The reindex window in practice
Observed timelines from production sites tend to cluster roughly like this:
| Structural condition | Typical update reflection |
|---|---|
| Strong internal reinforcement | 3–10 days |
| Moderate linking, stable canonicals | 10–30 days |
| Weak graph position | 30–90 days |
| Soft orphan behaviour | Indefinite or inconsistent |
These ranges are empirical, not guaranteed. They also drift over time as systems evolve.
Why taxonomy still matters here
Internal linking cannot compensate for structural ambiguity.
If a site produces multiple near‑equivalent URLs across categories, tags, and filters, the system must first resolve which version is canonical before it can reprocess meaningfully. Internal links help only after that cost is paid.
This is where hierarchical taxonomy intersects with reindexing. Clean intent boundaries reduce consolidation cost. Lower cost accelerates confirmation. Confirmation accelerates refresh.
That chain breaks quickly when taxonomy is decorative rather than functional.
When internal linking fails to trigger reindexing
There are cases where link changes do nothing.
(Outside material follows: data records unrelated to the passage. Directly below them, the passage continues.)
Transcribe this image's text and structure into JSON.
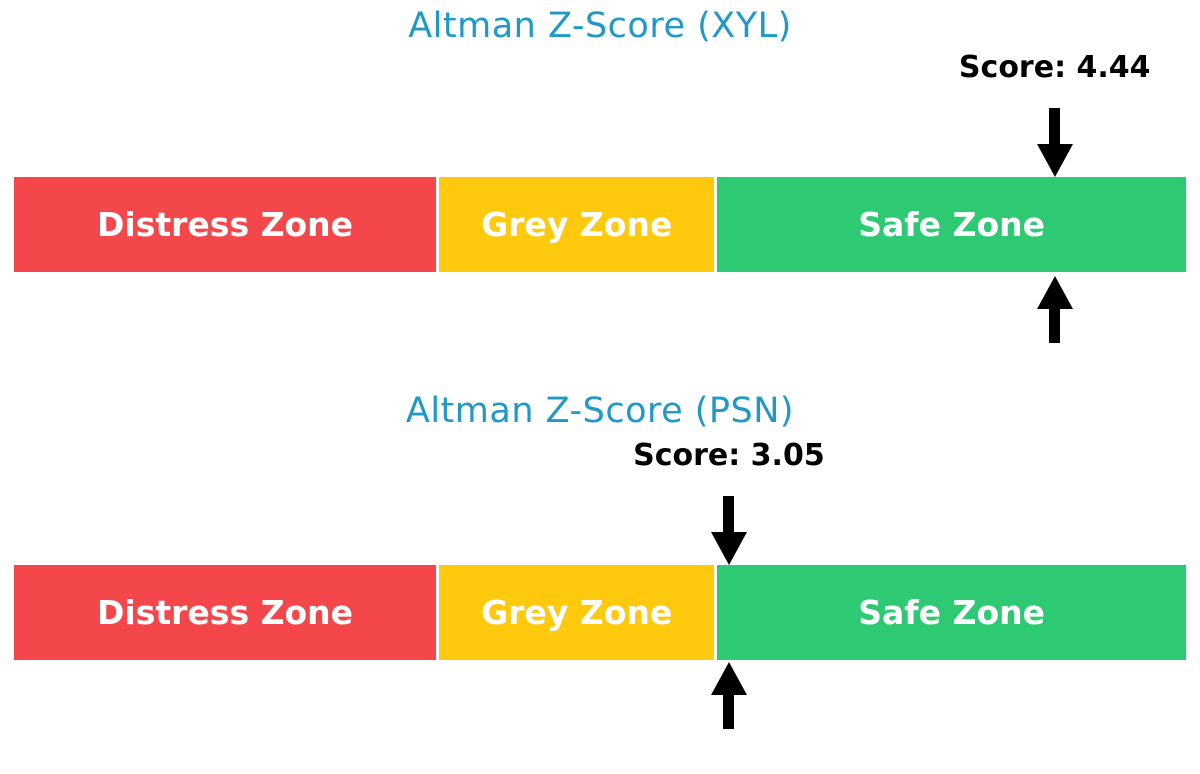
{
  "figure": {
    "background_color": "#FFFFFF",
    "title_color": "#2099C7",
    "score_text_color": "#000000",
    "zone_label_color": "#FFFFFF",
    "arrow_color": "#000000"
  },
  "chart_data": [
    {
      "type": "bar",
      "orientation": "horizontal",
      "title": "Altman Z-Score (XYL)",
      "ticker": "XYL",
      "score": 4.44,
      "score_label": "Score: 4.44",
      "axis_range": [
        0,
        5
      ],
      "grid": false,
      "axes_visible": false,
      "zones": [
        {
          "label": "Distress Zone",
          "from": 0,
          "to": 1.81,
          "color": "#F4474C"
        },
        {
          "label": "Grey Zone",
          "from": 1.81,
          "to": 2.99,
          "color": "#FFC90E"
        },
        {
          "label": "Safe Zone",
          "from": 2.99,
          "to": 5.0,
          "color": "#2EC973"
        }
      ],
      "annotations": [
        {
          "type": "down-arrow",
          "x": 4.44,
          "position": "above-bar"
        },
        {
          "type": "up-arrow",
          "x": 4.44,
          "position": "below-bar"
        }
      ]
    },
    {
      "type": "bar",
      "orientation": "horizontal",
      "title": "Altman Z-Score (PSN)",
      "ticker": "PSN",
      "score": 3.05,
      "score_label": "Score: 3.05",
      "axis_range": [
        0,
        5
      ],
      "grid": false,
      "axes_visible": false,
      "zones": [
        {
          "label": "Distress Zone",
          "from": 0,
          "to": 1.81,
          "color": "#F4474C"
        },
        {
          "label": "Grey Zone",
          "from": 1.81,
          "to": 2.99,
          "color": "#FFC90E"
        },
        {
          "label": "Safe Zone",
          "from": 2.99,
          "to": 5.0,
          "color": "#2EC973"
        }
      ],
      "annotations": [
        {
          "type": "down-arrow",
          "x": 3.05,
          "position": "above-bar"
        },
        {
          "type": "up-arrow",
          "x": 3.05,
          "position": "below-bar"
        }
      ]
    }
  ]
}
Almost always, the reasons are structural:
– links are added from pages that are themselves rarely crawled, – links sit behind pagination or faceted paths, – the target page competes with similar URLs, – or the page behaves like a soft orphan.
The last case overlaps heavily with the failure modes described in Soft Orphans and Internal Link Decay. The page exists. The system simply stopped prioritizing it.
Conclusion
Internal linking does not force reindexing. It alters probability.
When links improve encounter frequency, reduce ambiguity, and reconnect a page to the active traversal graph, reprocessing often follows. When they do not, nothing happens — and that silence is diagnostic.
If internal linking changes have no effect, the system is not ignoring you. It is telling you that priority has already decayed elsewhere.